Allyra followed him down the stairs and into a cellar, but her proper upbringing meant that she couldn’t shake the gnawing feeling of guilt currently taking up residence in her stomach. “This is all sorts of wrong,” she muttered.
“Wrong?” Jason asked, not bothering to look up. He was studiously sorting through various bottles of liquor—picking them up, reading the label, and setting them back down.
“You know—against the law?”
Finally looking up, Jason gave her another signature look of exasperation. “When are you going learn—we’re Gifted, Norm laws don’t apply to us.”

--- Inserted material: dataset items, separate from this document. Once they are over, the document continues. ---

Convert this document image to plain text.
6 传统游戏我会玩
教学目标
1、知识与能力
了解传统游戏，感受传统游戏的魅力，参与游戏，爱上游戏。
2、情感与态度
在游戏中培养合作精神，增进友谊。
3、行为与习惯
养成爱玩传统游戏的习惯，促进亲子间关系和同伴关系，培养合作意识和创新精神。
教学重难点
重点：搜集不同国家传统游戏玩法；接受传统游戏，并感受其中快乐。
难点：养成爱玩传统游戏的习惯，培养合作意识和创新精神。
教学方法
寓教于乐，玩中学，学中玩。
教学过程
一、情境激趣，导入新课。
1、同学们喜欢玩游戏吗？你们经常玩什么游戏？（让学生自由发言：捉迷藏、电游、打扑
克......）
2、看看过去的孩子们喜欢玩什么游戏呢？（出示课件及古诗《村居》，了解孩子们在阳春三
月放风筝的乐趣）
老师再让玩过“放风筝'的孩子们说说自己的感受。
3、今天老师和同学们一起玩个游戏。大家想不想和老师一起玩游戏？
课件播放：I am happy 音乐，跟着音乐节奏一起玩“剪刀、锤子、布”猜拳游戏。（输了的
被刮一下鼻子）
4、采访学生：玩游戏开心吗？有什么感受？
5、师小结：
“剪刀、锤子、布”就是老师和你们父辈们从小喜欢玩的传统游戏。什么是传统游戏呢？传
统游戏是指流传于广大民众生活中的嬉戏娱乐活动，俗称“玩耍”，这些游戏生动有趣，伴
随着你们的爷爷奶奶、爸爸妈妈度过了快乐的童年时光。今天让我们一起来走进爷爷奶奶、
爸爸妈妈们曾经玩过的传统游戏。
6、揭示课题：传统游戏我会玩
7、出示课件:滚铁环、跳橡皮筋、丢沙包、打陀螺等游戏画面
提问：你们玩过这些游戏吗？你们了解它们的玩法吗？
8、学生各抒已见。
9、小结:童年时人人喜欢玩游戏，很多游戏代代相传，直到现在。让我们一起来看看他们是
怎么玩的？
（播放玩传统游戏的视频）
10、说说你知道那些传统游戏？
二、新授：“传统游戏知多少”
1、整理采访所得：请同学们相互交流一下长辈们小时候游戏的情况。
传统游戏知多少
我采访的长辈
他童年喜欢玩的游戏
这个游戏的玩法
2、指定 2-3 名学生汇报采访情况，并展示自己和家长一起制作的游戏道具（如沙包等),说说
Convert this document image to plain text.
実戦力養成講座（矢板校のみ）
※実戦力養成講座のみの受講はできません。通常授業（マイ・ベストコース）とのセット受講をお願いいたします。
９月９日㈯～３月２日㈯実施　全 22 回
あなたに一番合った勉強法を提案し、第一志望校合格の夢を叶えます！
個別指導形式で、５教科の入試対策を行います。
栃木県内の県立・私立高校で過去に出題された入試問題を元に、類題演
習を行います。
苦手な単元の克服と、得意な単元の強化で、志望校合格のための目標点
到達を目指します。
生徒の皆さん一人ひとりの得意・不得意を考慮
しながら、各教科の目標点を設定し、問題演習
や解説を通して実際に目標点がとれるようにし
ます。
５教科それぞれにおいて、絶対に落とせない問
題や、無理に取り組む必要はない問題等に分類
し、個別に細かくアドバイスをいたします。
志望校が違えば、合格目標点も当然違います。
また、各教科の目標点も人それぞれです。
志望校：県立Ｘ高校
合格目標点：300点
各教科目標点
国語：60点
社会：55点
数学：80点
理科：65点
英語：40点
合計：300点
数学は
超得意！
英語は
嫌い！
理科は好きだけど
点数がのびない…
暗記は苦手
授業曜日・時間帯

“What the hell is that supposed to mean? Stealing is stealing, whether we’re Gifted or not.”
“Yes, but Norm laws can’t do anything to stop us.” A distinctly wicked grin spread across Jason’s face. “The Norms are just lucky they generally don’t have anything worth stealing.”
“That is the most entitled thing I’ve ever heard,” Allyra spat out, not bothering to hide the disgust in her voice.
For a long moment, Jason stared at her, his eyes burning into hers in a battle of wills. Then suddenly he grabbed her hand, his fingers biting into her wrist, jerking her into another dark room. He pulled open a cupboard door, behind which a safe was hidden. The electronic lock took no time at all for him to crack, and he reached in and pulled something out.
It took a long, sluggish second for her mind to process what he was holding. A gun. Pointed directly at her. Before she could speak, he’d stepped closer to her, twirling the gun in his hand until it was pointed back at him. Taking her hands in his, he wrapped her fingers around the gun and pushed its muzzle into his chest.
“Pull the trigger,” he said with quiet intensity.
Everything happened so quickly Allyra struggled to wrap her mind around the fact that she was holding a gun and somehow Jason was asking her to kill him. She shook her head. “No…”
“Pull the damn trigger,” he said, more forcefully.
She shook her head again and his jaw hardened.